22. A method of restoring the function of the PNPLA3 protein in a subject characterised as having the PNPLA3-148M protein variant, the method comprising: administering to the subject an oligonucleotide or a DNA molecule encoding the oligonucleotide, wherein the oligonucleotide is capable of effecting ADAR-mediated editing of a polynucleotide encoding the PNPLA3-148M protein variant, and wherein the polynucleotide encoding the PNPLA3-148M protein variant undergoes ADAR- mediated editing at a codon encoding the methionine at position 148 such that the polynucleotide encodes a PNPLA3-148V protein variant.

23. Use of ADAR-mediated RNA editing to convert a PNPLA3-148M protein variant to a PNPLA3-148V protein variant in subjects having liver disease or at risk of developing liver disease.

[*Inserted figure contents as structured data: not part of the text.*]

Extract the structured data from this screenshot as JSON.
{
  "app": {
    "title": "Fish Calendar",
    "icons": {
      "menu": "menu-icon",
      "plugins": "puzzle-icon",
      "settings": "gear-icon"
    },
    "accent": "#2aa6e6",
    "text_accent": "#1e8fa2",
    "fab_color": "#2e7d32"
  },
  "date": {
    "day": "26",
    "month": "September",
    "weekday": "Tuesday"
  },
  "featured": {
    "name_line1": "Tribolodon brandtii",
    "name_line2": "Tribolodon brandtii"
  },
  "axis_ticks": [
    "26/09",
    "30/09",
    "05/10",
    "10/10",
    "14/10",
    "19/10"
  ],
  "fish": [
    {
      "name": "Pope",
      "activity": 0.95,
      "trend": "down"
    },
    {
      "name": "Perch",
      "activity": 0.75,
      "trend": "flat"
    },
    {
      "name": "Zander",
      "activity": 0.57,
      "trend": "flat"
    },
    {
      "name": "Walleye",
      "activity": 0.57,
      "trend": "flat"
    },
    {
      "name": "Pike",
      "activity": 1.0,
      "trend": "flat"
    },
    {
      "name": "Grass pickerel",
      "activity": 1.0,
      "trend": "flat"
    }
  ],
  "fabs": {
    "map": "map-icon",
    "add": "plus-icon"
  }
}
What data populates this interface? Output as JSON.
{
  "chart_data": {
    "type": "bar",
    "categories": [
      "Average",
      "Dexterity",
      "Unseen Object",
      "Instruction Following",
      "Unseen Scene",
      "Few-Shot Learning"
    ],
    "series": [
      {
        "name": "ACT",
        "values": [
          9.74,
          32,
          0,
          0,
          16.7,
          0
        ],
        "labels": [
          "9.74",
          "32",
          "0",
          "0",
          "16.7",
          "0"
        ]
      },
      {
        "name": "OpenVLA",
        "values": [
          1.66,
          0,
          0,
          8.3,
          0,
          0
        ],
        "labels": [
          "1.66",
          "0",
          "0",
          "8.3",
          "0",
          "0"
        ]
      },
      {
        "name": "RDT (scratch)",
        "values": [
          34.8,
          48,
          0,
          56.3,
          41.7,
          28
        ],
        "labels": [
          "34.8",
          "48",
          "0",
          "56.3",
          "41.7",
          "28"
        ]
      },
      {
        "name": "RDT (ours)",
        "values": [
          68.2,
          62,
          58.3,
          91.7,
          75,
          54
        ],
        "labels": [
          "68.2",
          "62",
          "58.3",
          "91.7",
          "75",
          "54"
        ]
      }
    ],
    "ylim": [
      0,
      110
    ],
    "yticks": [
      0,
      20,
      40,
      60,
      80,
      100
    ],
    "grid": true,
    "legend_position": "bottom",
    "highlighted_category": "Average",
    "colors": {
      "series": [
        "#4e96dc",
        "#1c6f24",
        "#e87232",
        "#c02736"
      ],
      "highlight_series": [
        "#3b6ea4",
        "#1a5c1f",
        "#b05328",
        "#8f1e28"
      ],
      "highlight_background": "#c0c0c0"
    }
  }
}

24. Use of ADAR-mediated RNA editing to prevent or treat liver disease in subjects in need thereof, wherein the subjects are characterized as having a PNPLA3-148M protein variant and the ADAR-mediated RNA editing converts the PNPLA3-148M protein variant to a PNPLA3-148V protein variant.

25. The method of any one of claims 1-11 wherein the oligonucleotide is conjugated to N- acetylgalactosamine.